Today, Council gave something of a whooping back to Mayor Michael Nutter’s administration.
The assessments are the centerpiece of Nutter’s plan to fix the old, error-ridden numbers, and they’re expected to drive up many people’s property taxes.
At a budget hearing for the Office of Property Assessment, Council members questioned the accuracy of the assessments, despite all the models involved in calculating them.
“With so many variables, and so many differences, and so many unique natures of properties and neighborhoods,” Jones said, “it’s a wild-ass guess.”
Councilman Mark Squilla said that a large number of properties are under-assessed, meaning they owe less in property taxes than they should.
“There’s one that I just pulled up in the paper,” Squilla said. “They had received two offers at $750,000 … and the assessment comes in at $540,000. This is a major problem.”
Philadelphia’s Chief Assessment Officer Richie McKeithen stood by the city’s work. He said that some mistakes happen during any reassessment, and that the numbers will improve as time goes on.
“By us reassessing every year,” McKeithen said, “we will pick up more information, collect more data and have a better opportunity to come closer … to the actual sale price with the assessments.”

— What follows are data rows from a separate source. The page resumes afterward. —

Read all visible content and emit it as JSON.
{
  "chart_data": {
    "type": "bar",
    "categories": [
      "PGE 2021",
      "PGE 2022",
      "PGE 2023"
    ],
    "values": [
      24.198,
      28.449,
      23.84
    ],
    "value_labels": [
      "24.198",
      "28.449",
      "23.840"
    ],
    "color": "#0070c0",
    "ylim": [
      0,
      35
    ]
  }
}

McKeithen also said property owners should ask for a first-level review if they think their assessments are wrong.
Some Council members said Nutter’s aides should have communicated with them more before mailing out the assessments, while others criticized the administration for not providing enough guidance to small business owners who could see large property tax increases.
OPA officials said they’ve fielded several calls from business owners with questions about their assessments, and encouraged others to call them.

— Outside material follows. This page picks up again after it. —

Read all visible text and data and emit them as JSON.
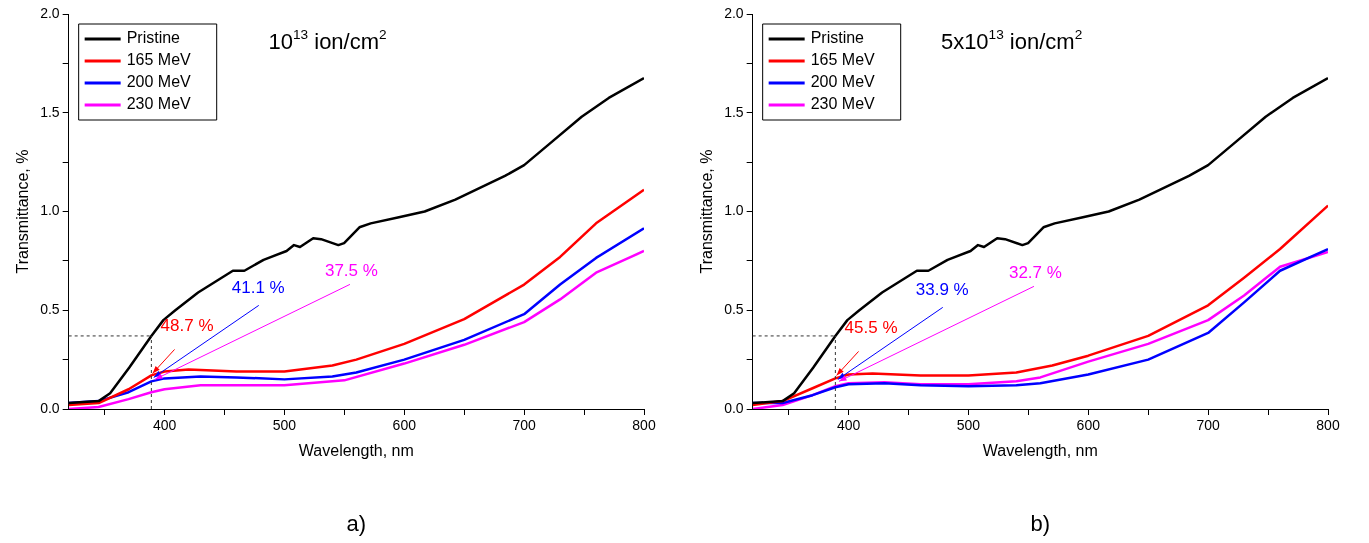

Councilwoman Cindy Bass had another bone to pick. She said the Nutter administration should be doing a better job of publicizing the homestead exemption, a small property tax break available for homeowners.
The administration estimated that 340,000 homeowners are eligible for the break, but only 267,000 property owners have applied. To get the word out, the OPA said it has sent applications for the homestead exemption to every residential property, held community meetings and advertised in different publications.
Council members also took Nutter’s team to task over a decision it made involving Councilwoman Jannie Blackwell’s district, which includes University City, Cobbs Creek and Mantua.
Finance director Rob Dubow said that after a meeting in University City got “particularly ugly,” the administration stopped attending community meetings in the district (although they said they’ve held one-on-one sessions with homeowners since then).
Council President Darrell Clarke said he, too, has been to community meetings that some might characterize as ugly, but that doesn’t mean he’s stopped going to them.
“How can you just simply say, because it was a contentious meeting, that we’re not going to go into an entire Council district?” Clarke asked. “I don’t quite understand that.”
Dubow offered to have discussions with Council about the issue outside of the public hearing, and declined to elaborate to reporters afterward.
Does Council’s frustration put Nutter’s property-tax overhaul at risk?
Last year, Council members voted to delay switching to the new assessments. For now, it doesn’t seem like they’ll do that again.
But some Council members are talking about slowly phasing in the property tax changes over a few years.